Key Laboratory of Targeted Intervention of Cardiovascular Disease, Collaborative Innovation Center for Cardiovascular Disease Translational Medicine, Nanjing Medical University, Nanjing, Jiangsu, China.
Department of Physiology, Nanjing Medical University, Nanjing, Jiangsu, China.
Cell Mol Life Sci. 2024 Apr 4;81(1):164. doi: 10.1007/s00018-024-05198-z.

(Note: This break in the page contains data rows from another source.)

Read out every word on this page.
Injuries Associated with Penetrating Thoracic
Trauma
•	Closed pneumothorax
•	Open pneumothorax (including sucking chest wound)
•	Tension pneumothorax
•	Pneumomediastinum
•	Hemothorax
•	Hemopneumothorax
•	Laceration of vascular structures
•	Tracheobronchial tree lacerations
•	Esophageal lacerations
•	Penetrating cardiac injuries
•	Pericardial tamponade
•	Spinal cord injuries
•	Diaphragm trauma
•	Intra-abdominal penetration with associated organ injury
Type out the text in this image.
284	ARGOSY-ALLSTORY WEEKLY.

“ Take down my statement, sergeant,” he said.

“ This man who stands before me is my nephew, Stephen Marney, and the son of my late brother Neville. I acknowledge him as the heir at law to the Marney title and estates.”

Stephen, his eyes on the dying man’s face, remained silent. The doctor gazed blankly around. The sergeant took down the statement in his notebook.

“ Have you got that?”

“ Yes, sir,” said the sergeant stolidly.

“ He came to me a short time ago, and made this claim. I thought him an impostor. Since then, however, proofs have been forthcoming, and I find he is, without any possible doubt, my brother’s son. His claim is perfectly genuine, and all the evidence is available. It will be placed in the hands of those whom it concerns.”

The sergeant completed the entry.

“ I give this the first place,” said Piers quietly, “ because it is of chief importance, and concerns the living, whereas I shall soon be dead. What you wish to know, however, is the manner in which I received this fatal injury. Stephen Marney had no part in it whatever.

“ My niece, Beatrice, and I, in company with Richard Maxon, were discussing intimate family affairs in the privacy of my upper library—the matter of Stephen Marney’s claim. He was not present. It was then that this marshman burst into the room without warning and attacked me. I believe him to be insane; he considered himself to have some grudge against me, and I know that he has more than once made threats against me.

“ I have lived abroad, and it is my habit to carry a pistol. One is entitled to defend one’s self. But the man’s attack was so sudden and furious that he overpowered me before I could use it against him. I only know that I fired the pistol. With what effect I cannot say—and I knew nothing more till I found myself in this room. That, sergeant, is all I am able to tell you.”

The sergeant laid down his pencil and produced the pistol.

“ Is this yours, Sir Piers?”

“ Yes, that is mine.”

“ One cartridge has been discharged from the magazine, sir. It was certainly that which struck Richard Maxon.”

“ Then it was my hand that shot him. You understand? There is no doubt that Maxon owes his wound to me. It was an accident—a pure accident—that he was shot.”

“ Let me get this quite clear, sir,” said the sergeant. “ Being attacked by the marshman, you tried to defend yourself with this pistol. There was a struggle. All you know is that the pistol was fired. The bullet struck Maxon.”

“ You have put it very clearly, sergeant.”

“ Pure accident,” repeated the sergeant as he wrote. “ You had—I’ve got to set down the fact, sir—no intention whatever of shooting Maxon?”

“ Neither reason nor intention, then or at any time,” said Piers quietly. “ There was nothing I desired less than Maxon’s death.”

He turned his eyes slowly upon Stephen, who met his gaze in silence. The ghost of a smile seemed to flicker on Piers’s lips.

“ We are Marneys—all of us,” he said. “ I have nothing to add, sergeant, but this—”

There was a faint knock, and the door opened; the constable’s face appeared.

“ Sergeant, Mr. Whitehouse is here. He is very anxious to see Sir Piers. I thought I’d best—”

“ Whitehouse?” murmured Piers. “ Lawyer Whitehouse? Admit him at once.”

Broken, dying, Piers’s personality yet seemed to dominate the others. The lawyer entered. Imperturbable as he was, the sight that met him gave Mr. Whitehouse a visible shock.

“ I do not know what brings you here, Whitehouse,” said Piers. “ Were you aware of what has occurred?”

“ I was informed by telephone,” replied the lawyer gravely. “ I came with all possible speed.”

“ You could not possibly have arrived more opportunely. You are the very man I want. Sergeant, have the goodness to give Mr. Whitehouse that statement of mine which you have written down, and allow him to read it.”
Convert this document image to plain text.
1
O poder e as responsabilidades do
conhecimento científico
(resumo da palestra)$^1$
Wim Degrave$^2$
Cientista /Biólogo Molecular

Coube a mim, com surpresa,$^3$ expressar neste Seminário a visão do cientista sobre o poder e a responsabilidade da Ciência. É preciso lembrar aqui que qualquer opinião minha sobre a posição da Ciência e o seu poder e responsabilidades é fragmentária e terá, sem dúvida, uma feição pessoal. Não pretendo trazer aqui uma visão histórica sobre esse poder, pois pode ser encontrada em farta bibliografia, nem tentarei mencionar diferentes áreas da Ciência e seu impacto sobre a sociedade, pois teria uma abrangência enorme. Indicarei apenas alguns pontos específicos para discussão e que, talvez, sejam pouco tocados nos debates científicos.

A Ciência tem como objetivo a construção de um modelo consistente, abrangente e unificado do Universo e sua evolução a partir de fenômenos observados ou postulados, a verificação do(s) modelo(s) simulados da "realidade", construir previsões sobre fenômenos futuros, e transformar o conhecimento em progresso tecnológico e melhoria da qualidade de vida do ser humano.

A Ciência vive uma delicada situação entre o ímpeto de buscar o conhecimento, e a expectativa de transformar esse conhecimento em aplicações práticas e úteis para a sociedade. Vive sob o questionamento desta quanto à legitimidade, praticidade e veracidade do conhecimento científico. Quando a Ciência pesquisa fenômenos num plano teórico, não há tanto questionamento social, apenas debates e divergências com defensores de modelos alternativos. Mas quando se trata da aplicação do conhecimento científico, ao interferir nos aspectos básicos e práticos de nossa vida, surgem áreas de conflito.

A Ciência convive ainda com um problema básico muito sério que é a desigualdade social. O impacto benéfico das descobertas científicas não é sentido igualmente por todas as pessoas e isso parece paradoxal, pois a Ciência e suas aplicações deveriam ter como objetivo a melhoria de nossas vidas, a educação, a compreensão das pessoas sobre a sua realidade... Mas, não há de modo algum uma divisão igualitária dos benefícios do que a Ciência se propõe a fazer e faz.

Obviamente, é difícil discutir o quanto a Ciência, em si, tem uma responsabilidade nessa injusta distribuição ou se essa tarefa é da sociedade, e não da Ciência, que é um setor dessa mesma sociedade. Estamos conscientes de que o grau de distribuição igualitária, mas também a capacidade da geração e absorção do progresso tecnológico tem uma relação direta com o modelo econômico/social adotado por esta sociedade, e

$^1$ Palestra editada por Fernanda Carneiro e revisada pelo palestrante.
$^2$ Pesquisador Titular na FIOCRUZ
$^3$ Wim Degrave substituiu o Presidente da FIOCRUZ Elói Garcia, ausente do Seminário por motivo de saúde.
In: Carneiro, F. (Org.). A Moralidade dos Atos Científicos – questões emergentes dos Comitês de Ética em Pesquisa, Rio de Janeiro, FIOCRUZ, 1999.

Diabetic hyperglycemia induces dysfunctions of arterial smooth muscle, leading to diabetic vascular complications. The Ca1.2 calcium channel is one primary pathway for Ca influx, which initiates vasoconstriction. However, the long-term regulation mechanism(s) for vascular Ca1.2 functions under hyperglycemic condition remains unknown. Here, Sprague-Dawley rats fed with high-fat diet in combination with low dose streptozotocin and Goto-Kakizaki (GK) rats were used as diabetic models. Isolated mesenteric arteries (MAs) and vascular smooth muscle cells (VSMCs) from rat models were used to assess K-induced arterial constriction and Ca1.2 channel functions using vascular myograph and whole-cell patch clamp, respectively. K-induced vasoconstriction is persistently enhanced in the MAs from diabetic rats, and Ca1.2 alternative spliced exon 9* is increased, while exon 33 is decreased in rat diabetic arteries. Furthermore, Ca1.2 channels exhibit hyperpolarized current-voltage and activation curve in VSMCs from diabetic rats, which facilitates the channel function. Unexpectedly, the application of glycated serum (GS), mimicking advanced glycation end-products (AGEs), but not glucose, downregulates the expression of the splicing factor Rbfox1 in VSMCs. Moreover, GS application or Rbfox1 knockdown dynamically regulates alternative exons 9* and 33, leading to facilitated functions of Ca1.2 channels in VSMCs and MAs. Notably, GS increases K-induced intracellular calcium concentration of VSMCs and the vasoconstriction of MAs. These results reveal that AGEs, not glucose, long-termly regulates Ca1.2 alternative splicing events by decreasing Rbfox1 expression, thereby enhancing channel functions and increasing vasoconstriction under diabetic hyperglycemia. This study identifies the specific molecular mechanism for enhanced vasoconstriction under hyperglycemia, providing a potential target for managing diabetic vascular complications.
糖尿病性高血糖会导致动脉平滑肌功能障碍,从而引发糖尿病血管并发症。Ca1.2 钙通道是 Ca 内流的主要途径之一,它启动血管收缩。然而,高血糖状态下血管 Ca1.2 功能的长期调节机制尚不清楚。在这里,我们使用高脂肪饮食联合小剂量链脲佐菌素和 Goto-Kakizaki(GK)大鼠构建的糖尿病模型来研究这一问题。使用血管张力测定仪和全细胞膜片钳技术分别检测大鼠模型分离的肠系膜动脉(MAs)和血管平滑肌细胞(VSMCs)中的 K 诱导的动脉收缩和 Ca1.2 通道功能。结果发现,糖尿病大鼠的 MAs 中 K 诱导的血管收缩持续增强,同时 Ca1.2 剪接外显子 9增加,而外显子 33 减少。此外,糖尿病大鼠 VSMCs 中的 Ca1.2 通道表现出超极化的电流-电压和激活曲线,这有助于通道功能。出乎意料的是,糖基化血清(GS)的应用,模拟了晚期糖基化终产物(AGEs),而不是葡萄糖,下调了 VSMCs 中的剪接因子 Rbfox1 的表达。此外,GS 的应用或 Rbfox1 的敲低会动态调节外显子 9和 33,导致 Ca1.2 通道在 VSMCs 和 MAs 中的功能增强。值得注意的是,GS 增加了 VSMCs 中 K 诱导的细胞内钙离子浓度和 MAs 的血管收缩。这些结果表明,AGEs,而不是葡萄糖,通过降低 Rbfox1 的表达来长期调节 Ca1.2 剪接事件,从而增强高血糖状态下的通道功能并增加血管收缩。本研究确定了高血糖状态下增强血管收缩的特定分子机制,为糖尿病血管并发症的治疗提供了潜在的靶点。